Under the conditions of this 2-generation reproduction toxicity study there were no indications that the administration of Triethylenglykoldivinylether adversely affected reproductive performance or fertility of the F0 or F1 parental animals up to and including a dose of 1,000 mg/kg body weight/day. No test substance induced signs of developmental toxicity occurred in the progeny of the F0 or F1 parents up to and including 1,000 mg/kg body weight/day. The examinations of the F0 and F1 parental rats for general signs of toxicity revealed some substance-related effects at the high dose (1,000 mg/kg body weight/day).

Executive summary:

Under the conditions of this 2-generation reproduction toxicity study there were no indications from the clinical examinations, sperm evaluations and gross and histopathology, that the administration of Triethylenglykoldivinylether adversely affected reproductive performance or fertility of the F0 or F1 parental animals up to and including a dose of 1,000 mg/kg body weight/day. Estrous cycle data, mating behavior, conception, gestation, parturition, lactation and weaning as well as sperm parameters, sexual organ weights and gross and histopathological findings of these organs (including differential ovarian follicle counts in the F1 females) were not affected by the test substance administration. The examinations of the F0 and F1 parental rats for general signs of toxicity revealed some substance-related effects at the high dose (1,000 mg/kg body weight/day).

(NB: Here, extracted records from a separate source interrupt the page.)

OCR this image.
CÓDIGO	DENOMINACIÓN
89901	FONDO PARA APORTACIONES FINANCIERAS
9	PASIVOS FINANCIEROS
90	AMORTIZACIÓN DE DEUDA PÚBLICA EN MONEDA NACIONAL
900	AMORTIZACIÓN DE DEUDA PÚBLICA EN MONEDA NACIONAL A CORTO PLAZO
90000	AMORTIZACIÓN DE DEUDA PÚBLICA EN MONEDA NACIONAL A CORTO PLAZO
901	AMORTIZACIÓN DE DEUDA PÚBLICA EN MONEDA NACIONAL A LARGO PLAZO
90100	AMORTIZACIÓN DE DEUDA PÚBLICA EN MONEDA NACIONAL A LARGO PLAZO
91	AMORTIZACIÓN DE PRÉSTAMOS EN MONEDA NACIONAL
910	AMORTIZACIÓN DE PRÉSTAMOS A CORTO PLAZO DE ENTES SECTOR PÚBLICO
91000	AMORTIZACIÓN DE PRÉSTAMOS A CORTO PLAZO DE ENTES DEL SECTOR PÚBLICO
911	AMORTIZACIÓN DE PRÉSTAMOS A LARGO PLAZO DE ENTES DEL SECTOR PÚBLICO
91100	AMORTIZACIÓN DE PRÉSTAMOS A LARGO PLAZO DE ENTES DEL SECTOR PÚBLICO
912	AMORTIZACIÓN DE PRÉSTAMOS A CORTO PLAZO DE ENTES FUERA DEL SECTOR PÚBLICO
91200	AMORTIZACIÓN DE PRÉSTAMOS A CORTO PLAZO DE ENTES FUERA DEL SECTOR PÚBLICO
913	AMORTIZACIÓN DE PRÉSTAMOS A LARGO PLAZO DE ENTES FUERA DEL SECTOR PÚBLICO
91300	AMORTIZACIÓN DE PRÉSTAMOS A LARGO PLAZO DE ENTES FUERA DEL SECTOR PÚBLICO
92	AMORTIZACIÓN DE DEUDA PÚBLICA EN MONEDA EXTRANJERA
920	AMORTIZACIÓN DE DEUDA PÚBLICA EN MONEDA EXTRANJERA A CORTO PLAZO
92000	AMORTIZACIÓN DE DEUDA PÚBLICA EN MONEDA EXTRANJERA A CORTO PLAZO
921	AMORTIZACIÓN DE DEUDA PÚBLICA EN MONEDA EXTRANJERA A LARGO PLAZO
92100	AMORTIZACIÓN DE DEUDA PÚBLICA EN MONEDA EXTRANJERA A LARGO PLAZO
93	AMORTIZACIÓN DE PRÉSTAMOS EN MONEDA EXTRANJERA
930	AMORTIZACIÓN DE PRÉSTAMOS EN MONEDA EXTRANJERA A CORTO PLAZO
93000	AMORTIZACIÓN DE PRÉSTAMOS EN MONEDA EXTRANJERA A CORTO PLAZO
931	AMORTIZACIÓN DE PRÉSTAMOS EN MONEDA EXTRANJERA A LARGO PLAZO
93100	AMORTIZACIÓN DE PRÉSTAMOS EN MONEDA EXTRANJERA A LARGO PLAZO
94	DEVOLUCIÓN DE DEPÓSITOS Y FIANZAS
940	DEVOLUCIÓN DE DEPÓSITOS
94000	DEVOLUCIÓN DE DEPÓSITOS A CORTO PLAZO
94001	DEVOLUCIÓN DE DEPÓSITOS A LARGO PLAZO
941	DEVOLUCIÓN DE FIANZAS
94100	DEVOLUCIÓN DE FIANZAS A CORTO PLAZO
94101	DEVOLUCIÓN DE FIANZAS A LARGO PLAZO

These were substantiated by unsteady gait and/or abdominal position, which occurred intermittently in several, but not all top dose rats shortly after gavage dosing and persisted only for some minutes. Moreover, absolute and relative kidney weights were statistically significantly increased in high dose F0 and F1 males and showed corroborative histopathological findings (i.e. increased incidence of chronic progressive nephropathy). No test substance induced signs of developmental toxicity occurred in the progeny of the F0 or F1 parents up to and including 1,000 mg/kg body weight/day. The test substance did not influence the number of delivered F1 and F2 pups/litter, the sex ratio, the postnatal survival, the pup body weights or the sexual maturation of the F1 progeny. Clinical and/or gross necropsy examinations of the F1 and F2 pups revealed only findings that were considered to be spontaneous in nature, due to their scattered occurrence without any relation to dose. Thus, the NOAEL (no observed adverse effect level) for fertility and reproductive performance is 1,000 mg/kg body weight/day. The NOAEL for overall general toxicity on the parental rats could be fixed at 300 mg/kg body weight/day. The NOAEL for pre- and postnatal developmental toxicity (growth and development of the offspring) is 1,000 mg/kg body weight/day.